Антон помнил, как в две тысячи восьмом году они жили с бабушкой. Мать только уехала, они остались вдвоем и жили на ее пенсию, едва сводили концы с концами. Вспомнил, как бабушка звонила отцу и просила помочь, а он отвечал, что нет никакой возможности и тому подобное. Комок подкатил к горлу.
— Скажешь несколько слов? — спросил Леонид Алексеевич.
— Я не умею, — мотнул головой Антон.
Когда прощались, он подошел в числе последних, глянул на чужое, ничего не выражающее лицо, дотронулся рукой до гроба и отошел. Землекопы закрыли крышку и понесли гроб к могиле, с трудом протискиваясь между оградами. Вот она, бабушкина могилка, засыпанная сырой желтой глиной. А рядом могила деда, которого он едва помнил. Деревянные кресты выгорели и потрескались от стояния под открытым небом, особенно дедушкин. Ограда поржавела. Отцу предстояло лечь рядом с матерью.
Два мужика взяли на ремнях гроб и, опуская то один, то другой край, втиснули в не такую уж глубокую яму. Антон бросил со всеми комок глины, который тяжело, как булыжник, грохнул по крышке.
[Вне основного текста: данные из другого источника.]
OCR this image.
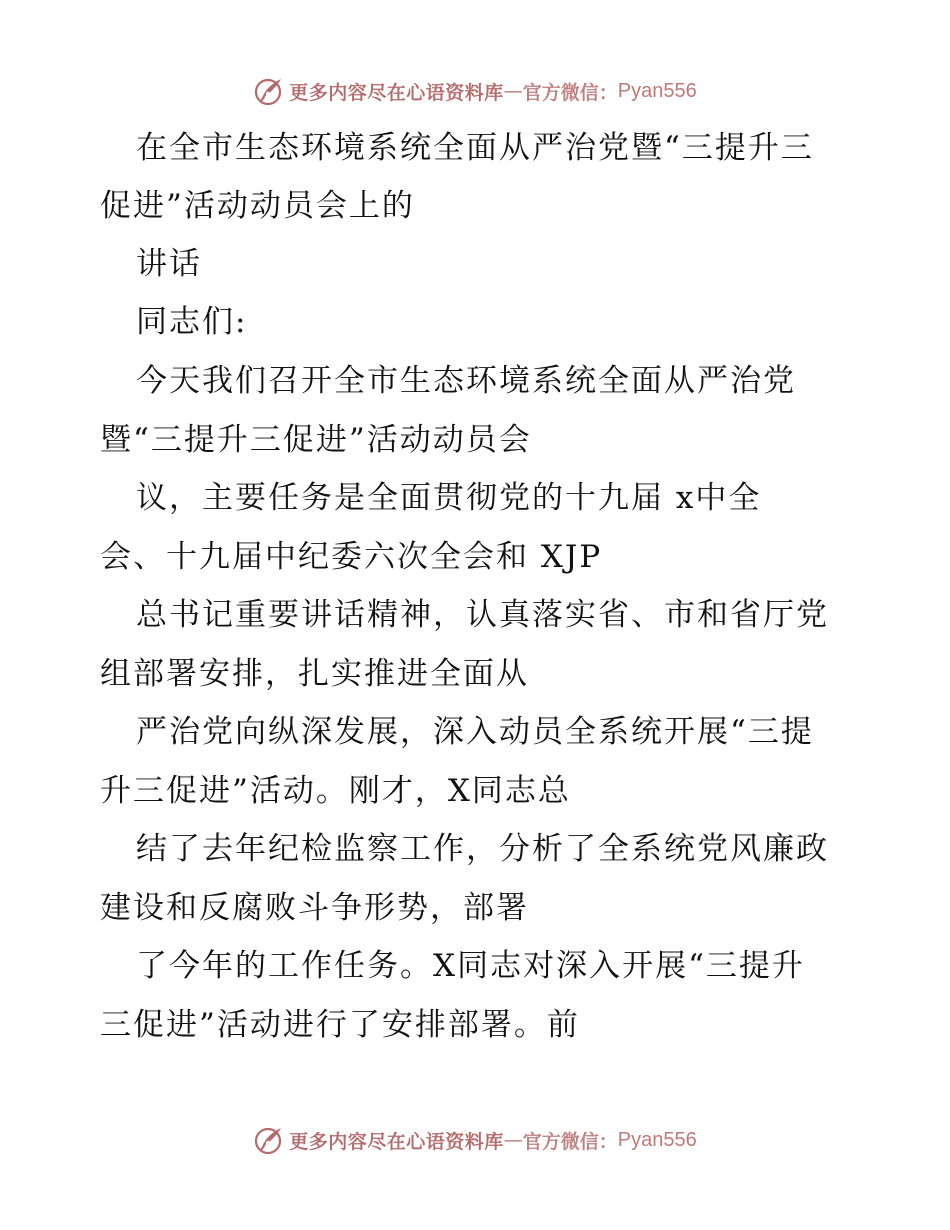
更多内容尽在心语资料库 — 官方微信： Pyan556
在全市生态环境系统全面从严治党暨“三提升三
促进”活动动员会上的
讲话
同志们:
今天我们召开全市生态环境系统全面从严治党
暨“三提升三促进”活动动员会
议，主要任务是全面贯彻党的十九届 x中全
会、十九届中纪委六次全会和 XJP
总书记重要讲话精神，认真落实省、市和省厅党
组部署安排，扎实推进全面从
严治党向纵深发展，深入动员全系统开展“三提
升三促进”活动。刚才，X同志总
结了去年纪检监察工作，分析了全系统党风廉政
建设和反腐败斗争形势，部署
了今年的工作任务。X同志对深入开展“三提升
三促进”活动进行了安排部署。前
更多内容尽在心语资料库 — 官方微信： Pyan556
Землекопы деловито в три лопаты закопали могилу, затоптав бабушкину. Насыпали из глины крутой холм, воткнули крест, сделали из цветов клумбу, подрубив лопатой длинные стебли, и поставили венки, соорудив из них подобие шалашика.
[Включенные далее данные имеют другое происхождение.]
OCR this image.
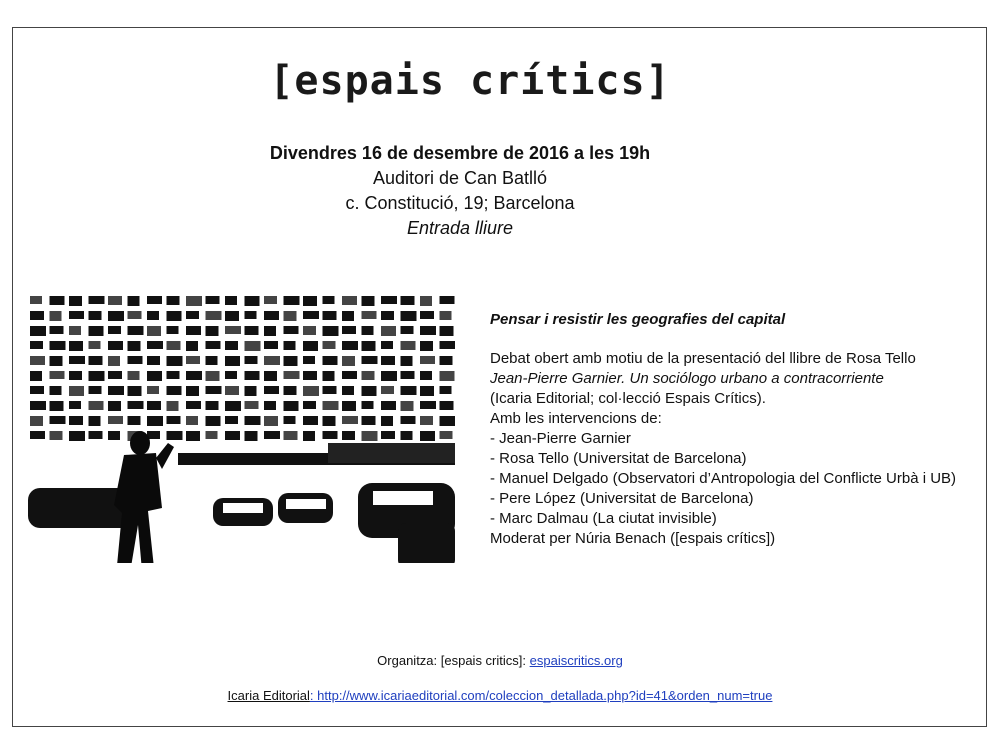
[espais crítics]
Divendres 16 de desembre de 2016 a les 19h
Auditori de Can Batlló
c. Constitució, 19; Barcelona
Entrada lliure
Pensar i resistir les geografies del capital
Debat obert amb motiu de la presentació del llibre de Rosa Tello
Jean-Pierre Garnier. Un sociólogo urbano a contracorriente
(Icaria Editorial; col·lecció Espais Crítics).
Amb les intervencions de:
- Jean-Pierre Garnier
- Rosa Tello (Universitat de Barcelona)
- Manuel Delgado (Observatori d’Antropologia del Conflicte Urbà i UB)
- Pere López (Universitat de Barcelona)
- Marc Dalmau (La ciutat invisible)
Moderat per Núria Benach ([espais crítics])
Organitza: [espais critics]: espaiscritics.org
Icaria Editorial: http://www.icariaeditorial.com/coleccion_detallada.php?id=41&orden_num=true
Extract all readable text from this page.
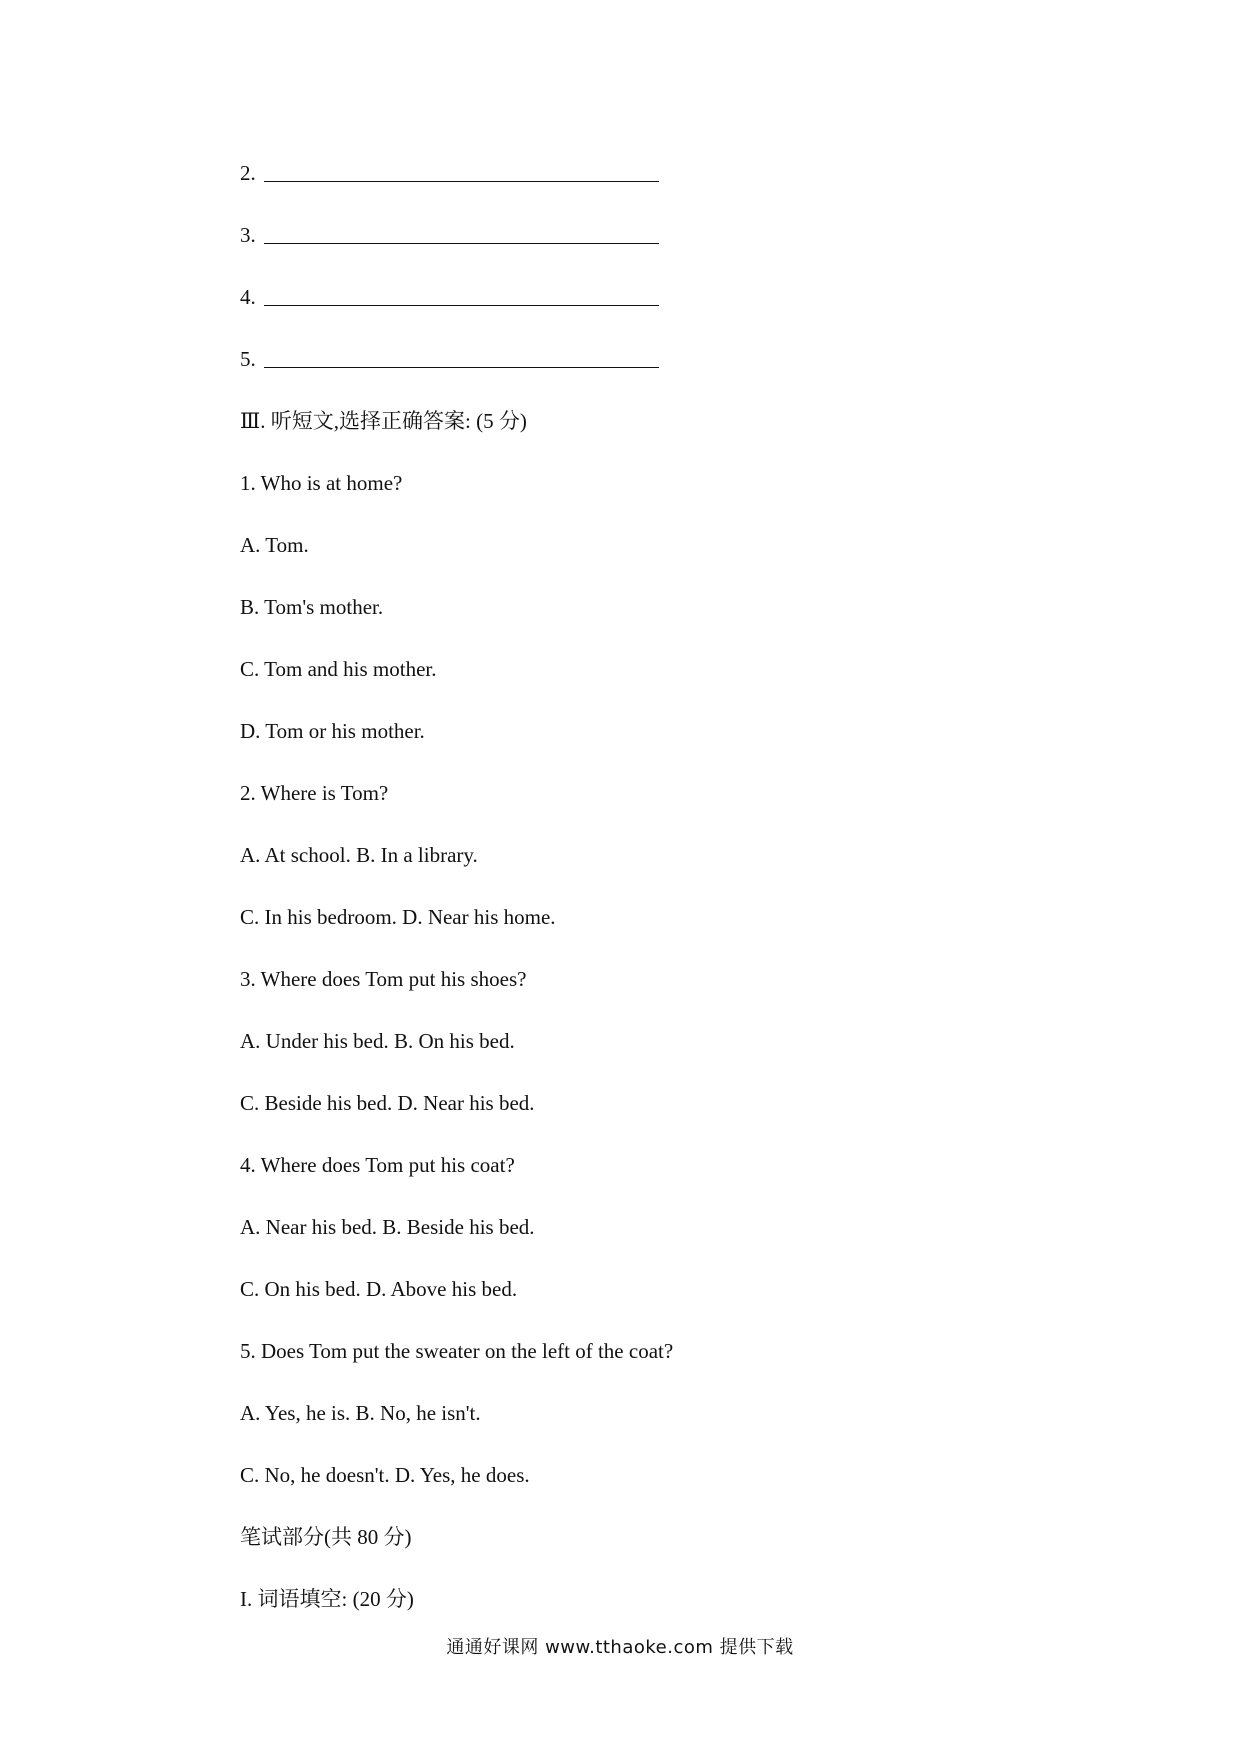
2.
3.
4.
5.
Ⅲ. 听短文,选择正确答案: (5 分)
1. Who is at home?
A. Tom.
B. Tom's mother.
C. Tom and his mother.
D. Tom or his mother.
2. Where is Tom?
A. At school. B. In a library.
C. In his bedroom. D. Near his home.
3. Where does Tom put his shoes?
A. Under his bed. B. On his bed.
C. Beside his bed. D. Near his bed.
4. Where does Tom put his coat?
A. Near his bed. B. Beside his bed.
C. On his bed. D. Above his bed.
5. Does Tom put the sweater on the left of the coat?
A. Yes, he is. B. No, he isn't.
C. No, he doesn't. D. Yes, he does.
笔试部分(共 80 分)
I. 词语填空: (20 分)
通通好课网 www.tthaoke.com 提供下载
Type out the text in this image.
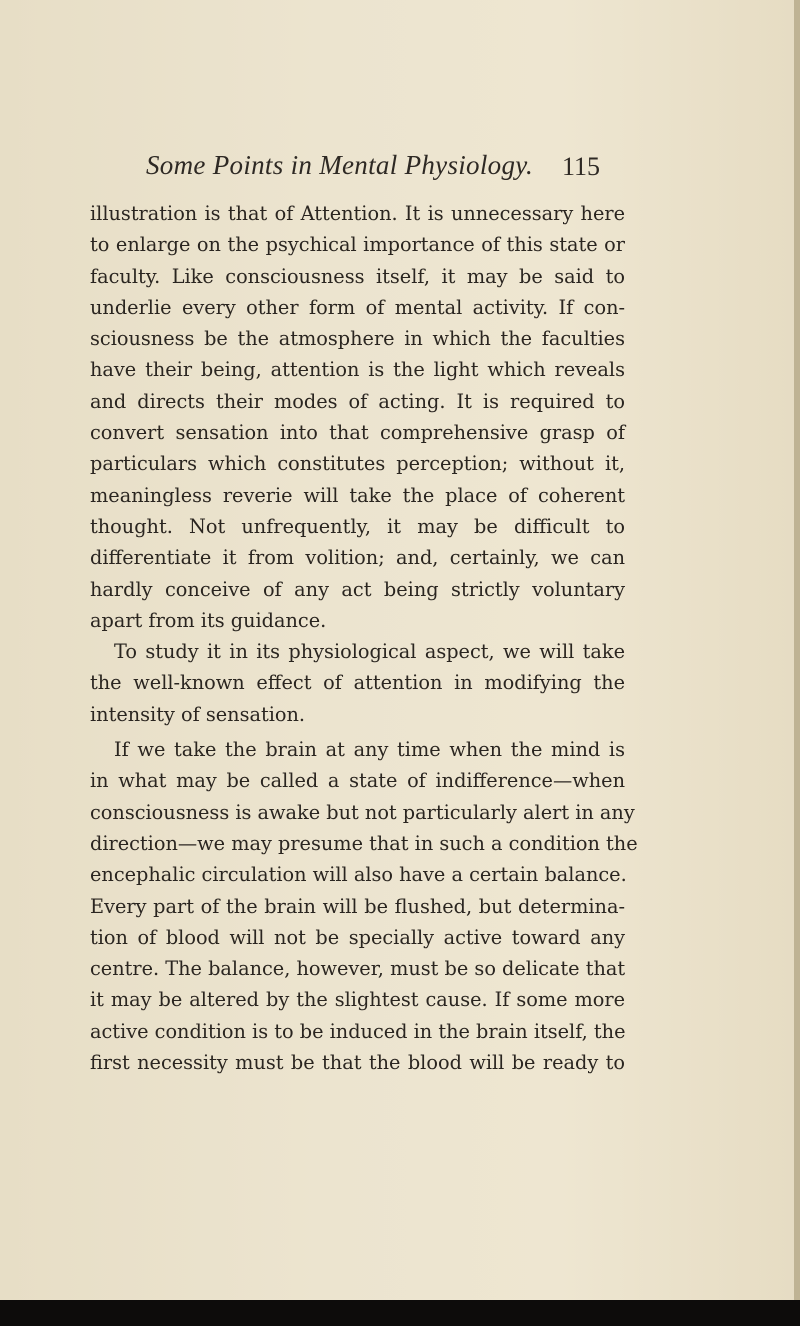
Some Points in Mental Physiology.	115
illustration is that of Attention. It is unnecessary here
to enlarge on the psychical importance of this state or
faculty. Like consciousness itself, it may be said to
underlie every other form of mental activity. If con-
sciousness be the atmosphere in which the faculties
have their being, attention is the light which reveals
and directs their modes of acting. It is required to
convert sensation into that comprehensive grasp of
particulars which constitutes perception; without it,
meaningless reverie will take the place of coherent
thought. Not unfrequently, it may be difficult to
differentiate it from volition; and, certainly, we can
hardly conceive of any act being strictly voluntary
apart from its guidance.
To study it in its physiological aspect, we will take
the well-known effect of attention in modifying the
intensity of sensation.
If we take the brain at any time when the mind is
in what may be called a state of indifference—when
consciousness is awake but not particularly alert in any
direction—we may presume that in such a condition the
encephalic circulation will also have a certain balance.
Every part of the brain will be flushed, but determina-
tion of blood will not be specially active toward any
centre. The balance, however, must be so delicate that
it may be altered by the slightest cause. If some more
active condition is to be induced in the brain itself, the
first necessity must be that the blood will be ready to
Отец улыбался на большом фото, обтянутом полиэтиленом. Антону показалось, что от злости, так как здесь он тоже был в галстуке. Антон испытал облегчение от того, что церемония подошла к концу, и тут увидел выцветшую фотографию бабушки, которую откопали из глины, отряхнули и прислонили к кресту. Она тоже была в полиэтилене, так как ее так же поставили в день похорон, только меньше отцовской. А на дедовской могиле фотографии не было.
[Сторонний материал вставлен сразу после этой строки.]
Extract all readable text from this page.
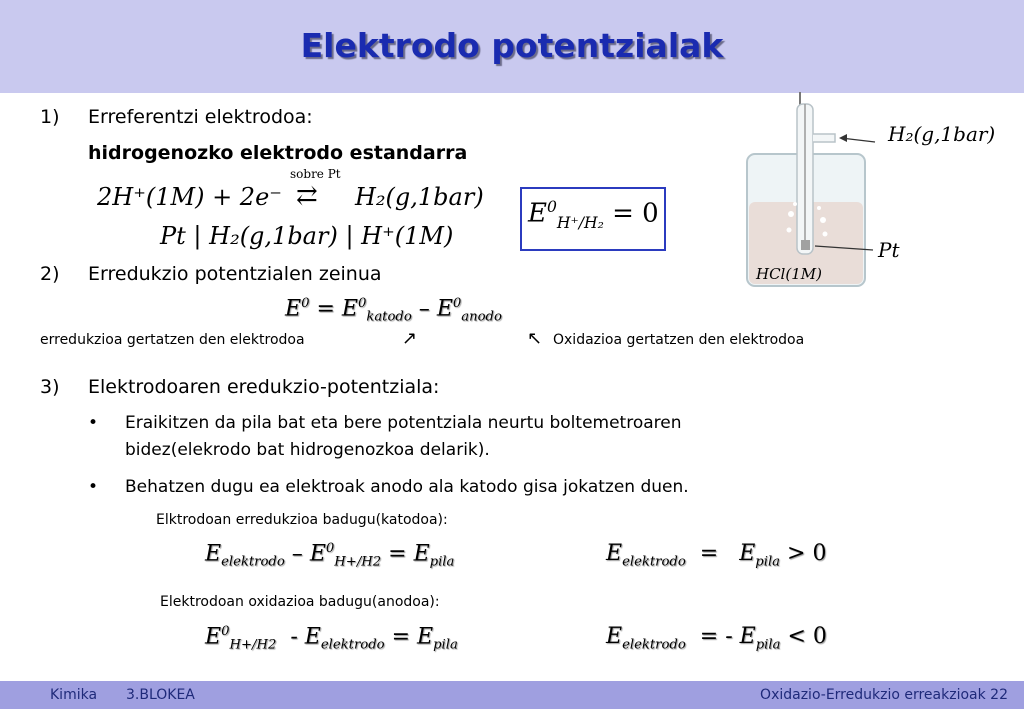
Elektrodo potentzialak
1) Erreferentzi elektrodoa:
hidrogenozko elektrodo estandarra
sobre Pt
2H⁺(1M) + 2e⁻ ⇄ H₂(g,1bar)
Pt | H₂(g,1bar) | H⁺(1M)
$E^0_{H^+/H_2} = 0$
H₂(g,1bar)
Pt
HCl(1M)
2) Erredukzio potentzialen zeinua
$E^0 = E^0_{katodo} - E^0_{anodo}$
erredukzioa gertatzen den elektrodoa	↗	↖ Oxidazioa gertatzen den elektrodoa
3) Elektrodoaren eredukzio-potentziala:
• Eraikitzen da pila bat eta bere potentziala neurtu boltemetroaren
bidez(elekrodo bat hidrogenozkoa delarik).
• Behatzen dugu ea elektroak anodo ala katodo gisa jokatzen duen.
Elktrodoan erredukzioa badugu(katodoa):
$E_{elektrodo} - E^0_{H+/H2} = E_{pila}$	$E_{elektrodo} = E_{pila} > 0$
Elektrodoan oxidazioa badugu(anodoa):
$E^0_{H+/H2} - E_{elektrodo} = E_{pila}$	$E_{elektrodo}$  = - $E_{pila} < 0$
Kimika 3.BLOKEA	Oxidazio-Erredukzio erreakzioak 22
Глаза у бабушки были еле видны, фото испортилось, однако Антон хорошо помнил этот снимок. Она смотрела с него с сожалением. Комок подкатил к горлу. Антон забыл, что только что похоронил отца, мысли его обратились к бабушке. Он вспомнил, что она была единственным человеком, который его по-настоящему любил. Он даже как будто услышал ее шепот в углу под иконкой, из которого разбирал лишь: «Антоше моему… Антошу моего… Антошеньке миленьком…»
Когда шли обратно, он держался за глаза, стыдясь слез, и какая-то женщина гладила его по плечу. Все думали, конечно, что это из-за отца. Обратно ехали также в микроавтобусе, только в другом. Разговор был об отце. Антон сидел, опустив голову, и не участвовал в нем.
Для поминок Вячеслав Анатольевич и Леонид Алексеевич сняли ресторан, рассчитывали на сорок человек, но не пришло и тридцати. Они вновь брали слово, говорили чушь, как будто отец был примером во всех отношениях. Антон знал по рассказам матери, каким он был, любил только баб и деньги, ну и себя, конечно, в первую очередь. Постепенно под воздействием выпитого народ за столом выступал все смелее. После того как одна женщина назвала отца выдающимся человеком, Антон, тоже успевший изрядно поднабраться, едва сдержался, чтобы не встать из-за стола и не сказать об отце правду, как Вячеславу Анатольевичу по телефону.